Benediktbeuern – Der 2009 gegründete Förderverein hat das „verflixte siebte Jahr“ gut überstanden. Der Jahresbericht 2016 ist „etwas dünner ausgefallen“ als die Vorgänger, so der Vorsitzende Alfred Siefritz. Demnach fielen 2016 einige Veranstaltungen aus. Der Kunst- und Handwerkermarkt sowie die Juwelen- und Schmuckmesse waren aus personellen Gründen nicht zu stemmen. Laut Siefritz hat der Vorstand diese „Pause“ genutzt, „um Luft zu holen, tief durchzuatmen und sich zu einer Klausurtagung zurückzuziehen“. Ein wesentliches Thema dieses Strategietags waren die Veranstaltungen, mit denen der Förderverein sein Konto auffüllen will. Seit der Gründung vor sieben Jahren hat der Verein inzwischen über 800 000 Euro an Spenden erhalten.

Auch 2017 möchte „Juwel“ viel Geld aufwenden, um das Kloster zu unterstützen. Schon jetzt stehen laut Siefritz zwei Projekte fest, die der Förderverein finanziell mittragen wird. Demnach bewilligte der Vorstand noch in seiner letzten Sitzung im alten Jahr den Antrag der Klosterleitung, die dringend nötige Sanierung und energetische Ertüchtigung von Fenstern in Teilen des Klosters zu finanzieren. Außerdem trägt der Verein auch die Erneuerung und Verschönerung von Grünanlagen, Rabatten und Blumenbeeten mit. Unterstützung braucht das Kloster laut Siefritz heuer insbesondere bei der Sicherung und Verbesserung der Wasserversorgung. An der Sanierung der sogenannten Quelle 6 muss sich das Kloster mit einem erheblichen Eigenanteil beteiligen. Der Wasserbeschaffungsverband Ried trägt wie berichtet die Hälfte der Kosten.

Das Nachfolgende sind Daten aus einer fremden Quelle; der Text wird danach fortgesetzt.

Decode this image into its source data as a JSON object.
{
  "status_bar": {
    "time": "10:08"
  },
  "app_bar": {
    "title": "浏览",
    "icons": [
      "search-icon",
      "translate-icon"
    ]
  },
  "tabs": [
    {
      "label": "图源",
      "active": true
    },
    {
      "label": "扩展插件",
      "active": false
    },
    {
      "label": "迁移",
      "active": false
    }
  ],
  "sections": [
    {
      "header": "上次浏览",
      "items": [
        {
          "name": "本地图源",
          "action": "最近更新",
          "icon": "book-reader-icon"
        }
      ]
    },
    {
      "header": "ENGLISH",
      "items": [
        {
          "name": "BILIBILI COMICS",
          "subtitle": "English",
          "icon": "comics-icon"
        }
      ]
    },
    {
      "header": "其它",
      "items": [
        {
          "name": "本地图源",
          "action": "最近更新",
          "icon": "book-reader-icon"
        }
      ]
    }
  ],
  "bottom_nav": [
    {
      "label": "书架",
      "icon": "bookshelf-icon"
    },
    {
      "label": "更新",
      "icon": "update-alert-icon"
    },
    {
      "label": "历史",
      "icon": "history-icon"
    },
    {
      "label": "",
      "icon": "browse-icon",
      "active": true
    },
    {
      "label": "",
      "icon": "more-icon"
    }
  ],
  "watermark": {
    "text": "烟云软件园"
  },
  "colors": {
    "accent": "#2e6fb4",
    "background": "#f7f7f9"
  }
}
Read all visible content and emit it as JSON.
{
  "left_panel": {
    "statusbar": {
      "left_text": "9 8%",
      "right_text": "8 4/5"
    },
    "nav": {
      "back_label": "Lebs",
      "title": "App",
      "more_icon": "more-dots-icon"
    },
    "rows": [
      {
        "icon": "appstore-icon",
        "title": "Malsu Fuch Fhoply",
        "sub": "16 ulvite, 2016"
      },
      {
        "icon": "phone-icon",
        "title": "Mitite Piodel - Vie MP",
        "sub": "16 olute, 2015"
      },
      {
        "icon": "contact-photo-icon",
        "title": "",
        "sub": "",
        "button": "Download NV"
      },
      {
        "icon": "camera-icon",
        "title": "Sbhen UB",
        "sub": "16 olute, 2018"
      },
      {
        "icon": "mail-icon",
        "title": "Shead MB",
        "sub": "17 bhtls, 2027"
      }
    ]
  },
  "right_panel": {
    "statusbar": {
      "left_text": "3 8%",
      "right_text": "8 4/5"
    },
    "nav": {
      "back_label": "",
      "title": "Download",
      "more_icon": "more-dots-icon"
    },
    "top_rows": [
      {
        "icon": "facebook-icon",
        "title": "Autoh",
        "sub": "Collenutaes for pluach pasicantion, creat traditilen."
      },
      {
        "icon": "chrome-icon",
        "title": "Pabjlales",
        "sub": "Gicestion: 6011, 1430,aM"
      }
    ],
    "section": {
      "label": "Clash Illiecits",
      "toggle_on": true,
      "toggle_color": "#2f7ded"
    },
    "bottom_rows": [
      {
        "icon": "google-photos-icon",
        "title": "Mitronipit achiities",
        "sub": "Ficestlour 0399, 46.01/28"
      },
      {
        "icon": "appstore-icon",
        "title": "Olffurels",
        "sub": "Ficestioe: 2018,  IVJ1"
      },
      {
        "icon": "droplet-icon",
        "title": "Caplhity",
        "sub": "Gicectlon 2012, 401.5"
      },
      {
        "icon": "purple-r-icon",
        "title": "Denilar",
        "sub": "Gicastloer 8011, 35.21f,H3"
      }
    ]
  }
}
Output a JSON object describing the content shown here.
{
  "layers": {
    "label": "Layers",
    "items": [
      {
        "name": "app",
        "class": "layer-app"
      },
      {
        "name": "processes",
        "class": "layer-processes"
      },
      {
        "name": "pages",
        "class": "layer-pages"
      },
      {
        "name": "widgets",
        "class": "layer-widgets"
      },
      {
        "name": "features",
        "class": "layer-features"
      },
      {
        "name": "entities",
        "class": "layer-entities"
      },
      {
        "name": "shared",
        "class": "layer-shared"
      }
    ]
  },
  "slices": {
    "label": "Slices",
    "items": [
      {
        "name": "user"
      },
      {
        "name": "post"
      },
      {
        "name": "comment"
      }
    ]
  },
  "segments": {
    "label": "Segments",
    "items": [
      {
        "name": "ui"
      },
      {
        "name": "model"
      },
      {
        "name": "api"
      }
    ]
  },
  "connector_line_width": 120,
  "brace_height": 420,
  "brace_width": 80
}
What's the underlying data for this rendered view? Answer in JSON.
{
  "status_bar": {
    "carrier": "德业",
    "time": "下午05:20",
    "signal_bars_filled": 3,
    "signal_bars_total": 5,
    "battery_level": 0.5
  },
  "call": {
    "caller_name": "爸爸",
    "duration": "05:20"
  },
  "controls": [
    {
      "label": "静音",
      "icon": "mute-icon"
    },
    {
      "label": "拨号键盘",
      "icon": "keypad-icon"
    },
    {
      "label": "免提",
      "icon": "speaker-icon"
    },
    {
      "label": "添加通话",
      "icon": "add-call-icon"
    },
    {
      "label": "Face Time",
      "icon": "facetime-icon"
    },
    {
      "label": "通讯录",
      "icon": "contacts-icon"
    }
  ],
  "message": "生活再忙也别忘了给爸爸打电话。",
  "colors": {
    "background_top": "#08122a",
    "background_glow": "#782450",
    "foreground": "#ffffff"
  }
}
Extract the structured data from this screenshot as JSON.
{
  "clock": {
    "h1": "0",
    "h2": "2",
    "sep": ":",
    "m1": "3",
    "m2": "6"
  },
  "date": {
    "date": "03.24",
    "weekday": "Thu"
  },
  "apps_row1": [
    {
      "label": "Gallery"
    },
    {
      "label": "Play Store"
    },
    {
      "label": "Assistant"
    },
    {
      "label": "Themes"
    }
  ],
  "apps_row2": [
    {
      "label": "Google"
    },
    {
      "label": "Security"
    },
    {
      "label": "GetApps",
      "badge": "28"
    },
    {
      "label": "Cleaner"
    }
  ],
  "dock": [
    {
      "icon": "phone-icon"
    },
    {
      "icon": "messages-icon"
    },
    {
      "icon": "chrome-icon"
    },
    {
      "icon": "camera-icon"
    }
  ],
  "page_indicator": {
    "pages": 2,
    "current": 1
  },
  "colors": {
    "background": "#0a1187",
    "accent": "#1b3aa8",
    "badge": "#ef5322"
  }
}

Zudem sollen die Veranstaltungsräume des Klosters auf Vordermann gebracht werden. Sowohl im Barocksaal als auch im Speisesaal sollen heuer die Fußböden renoviert werden. Außerdem ist laut Siefrietz geplant, eine neue Bühne für den Barocksaal anzuschaffen und damit „den Veranstaltungsbereich zu stärken“. Siefritz: „Nicht nur die Künstler bemängeln immer wieder die Bühne, auch von Gästen wird schon seit Längerem auf den heruntergekommenen Zustand des Podests hingewiesen.“

Auch wenn es sich nach „Juwel“-Angaben nicht um Großprojekte handelt: Die vom Kloster ausgewiesenen finanziellen Anforderungen summieren sich 2017 auf 150 000 Euro. „Diese Summe ist auch für den Förderverein erheblich“, so Siefritz. „Wir müssen die Anwerbung von Spendern intensivieren, damit wir alle Projekte im neuen Jahr mittragen können.“

Der Förderverein hat im Geschäftsjahr knapp 81 000 Euro eingenommen. Im Rekordjahr 2015 waren es noch über 100 000 Euro.

Auch die Mitgliederwerbung will der Verein ankurbeln. Trotz einiger Neuzugänge sank die Mitgliederzahl zum 31. Dezember 2016 auf 346. Diese rückläufige Tendenz hängt nach Einschätzung des Vorstands vor allem damit zusammen, dass zunehmend ehemalige Studenten aus dem Verein ausgetreten sind, die in den Anfangsjahren stark für eine Mitgliedschaft angeworben worden waren. Viele von ihnen seien nun im Berufsleben angekommen. Damit habe der Bezug zum Studienort abgenommen.

Bischof Oster im Kloster

Zur Auftaktveranstaltung der neuen Reihe „Juwel-Begegnungen“ kommt wie berichtet am Freitag, 24. Februar, um 19 Uhr der Passauer Bischof Dr. Stefan Oster in den Barocksaal des Klosters Benediktbeuern. Der Ordensmann ist Gründungsmitglied des Fördervereins.